The NHIAA and VPA have taken different stances on how they will fix declining participation in their states. While the NHIAA has put much focus toward unified sports, the union of high school students with special needs students, the VPA has continued to add new sports and pushed hard for member-to-member opportunities.

Sports added in Vermont include dance, snowboarding and Ultimate. Twenty teams formed cooperatives for the 2019-20 academic year, while many others will add a few players through the VPA’s member-to-member participation program.

Football teams in the Upper Valley, such as Oxbow and Woodstock, take part of member-to-member. It can be the difference between fielding a team or not, a critical aspect of participation.

The first full season of unified sports under the NHIAA’s watch came in 2011, and since then there’s been a correlation with the growth of the sport and participation.

In four sanctioned unified sports (soccer, basketball, volleyball and outdoor track), teams must have unified student partners who are not playing the sport at the varsity level. This means that students who may not want to play a varsity-intensive sport can join unified.

While Johnson and Collins may be fixing their state’s declining participation numbers differently, they share many of the same views.

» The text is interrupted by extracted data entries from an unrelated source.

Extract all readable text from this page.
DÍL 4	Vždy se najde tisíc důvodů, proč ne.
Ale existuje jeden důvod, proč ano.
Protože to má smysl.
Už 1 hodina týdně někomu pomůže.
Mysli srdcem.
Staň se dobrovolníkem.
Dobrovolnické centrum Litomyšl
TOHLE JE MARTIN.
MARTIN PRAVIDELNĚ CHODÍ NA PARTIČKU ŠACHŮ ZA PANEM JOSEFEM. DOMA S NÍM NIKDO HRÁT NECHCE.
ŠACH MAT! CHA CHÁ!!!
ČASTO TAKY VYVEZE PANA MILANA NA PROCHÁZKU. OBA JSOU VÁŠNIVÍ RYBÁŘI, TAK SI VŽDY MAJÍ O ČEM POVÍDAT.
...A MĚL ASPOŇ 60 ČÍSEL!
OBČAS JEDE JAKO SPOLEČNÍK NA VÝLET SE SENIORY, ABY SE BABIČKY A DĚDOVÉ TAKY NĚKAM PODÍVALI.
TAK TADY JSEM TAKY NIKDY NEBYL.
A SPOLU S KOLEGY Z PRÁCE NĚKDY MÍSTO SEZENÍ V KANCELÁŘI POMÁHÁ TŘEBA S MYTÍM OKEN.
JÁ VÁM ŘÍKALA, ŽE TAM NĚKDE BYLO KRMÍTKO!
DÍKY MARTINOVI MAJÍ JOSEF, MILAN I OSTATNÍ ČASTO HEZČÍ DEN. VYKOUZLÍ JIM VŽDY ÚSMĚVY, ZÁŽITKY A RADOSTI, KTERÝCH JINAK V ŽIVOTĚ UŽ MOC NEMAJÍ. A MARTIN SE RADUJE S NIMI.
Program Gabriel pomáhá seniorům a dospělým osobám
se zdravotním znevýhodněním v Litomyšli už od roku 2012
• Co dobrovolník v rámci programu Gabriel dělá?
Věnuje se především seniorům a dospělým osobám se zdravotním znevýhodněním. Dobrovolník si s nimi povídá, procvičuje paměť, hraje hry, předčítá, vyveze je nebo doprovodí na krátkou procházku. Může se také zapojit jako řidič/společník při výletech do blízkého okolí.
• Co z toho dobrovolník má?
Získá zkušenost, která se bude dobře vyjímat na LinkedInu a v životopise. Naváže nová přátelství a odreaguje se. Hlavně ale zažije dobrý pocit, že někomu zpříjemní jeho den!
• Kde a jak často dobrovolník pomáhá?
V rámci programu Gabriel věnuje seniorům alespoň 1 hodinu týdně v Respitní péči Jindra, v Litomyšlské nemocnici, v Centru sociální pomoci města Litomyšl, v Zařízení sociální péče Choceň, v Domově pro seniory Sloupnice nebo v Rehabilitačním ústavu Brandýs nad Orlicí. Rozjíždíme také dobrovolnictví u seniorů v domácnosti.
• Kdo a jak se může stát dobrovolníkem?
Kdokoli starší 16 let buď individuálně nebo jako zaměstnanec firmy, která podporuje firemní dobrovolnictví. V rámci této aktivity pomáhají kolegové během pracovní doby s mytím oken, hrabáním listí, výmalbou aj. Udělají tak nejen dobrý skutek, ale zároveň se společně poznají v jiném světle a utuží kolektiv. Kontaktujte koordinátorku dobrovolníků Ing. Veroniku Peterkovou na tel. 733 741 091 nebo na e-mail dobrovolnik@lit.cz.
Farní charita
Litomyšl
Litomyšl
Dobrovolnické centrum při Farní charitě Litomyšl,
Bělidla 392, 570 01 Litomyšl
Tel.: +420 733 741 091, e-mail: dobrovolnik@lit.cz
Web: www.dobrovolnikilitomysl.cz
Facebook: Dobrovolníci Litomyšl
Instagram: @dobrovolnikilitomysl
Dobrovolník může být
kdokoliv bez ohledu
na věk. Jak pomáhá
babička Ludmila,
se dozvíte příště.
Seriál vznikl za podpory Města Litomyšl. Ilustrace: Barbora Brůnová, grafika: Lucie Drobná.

For now, time can only tell what the future holds.

“The reality is the life lessons are the reasons why you’re (coaching) it,” Lebanon’s Stone said. “The other part, the winning piece, learning how to win and learn how to lose and learning how to compete. The courage to put something out there with no guarantee of success. Really teaching kids to have the courage to do that.

“And if you fail, this is how you go about getting back up on the horse, you know? That’s really what this whole thing is about. That’s part of the educational process, that you may not get quite as much in the classroom than you can have as an experience outside of it.”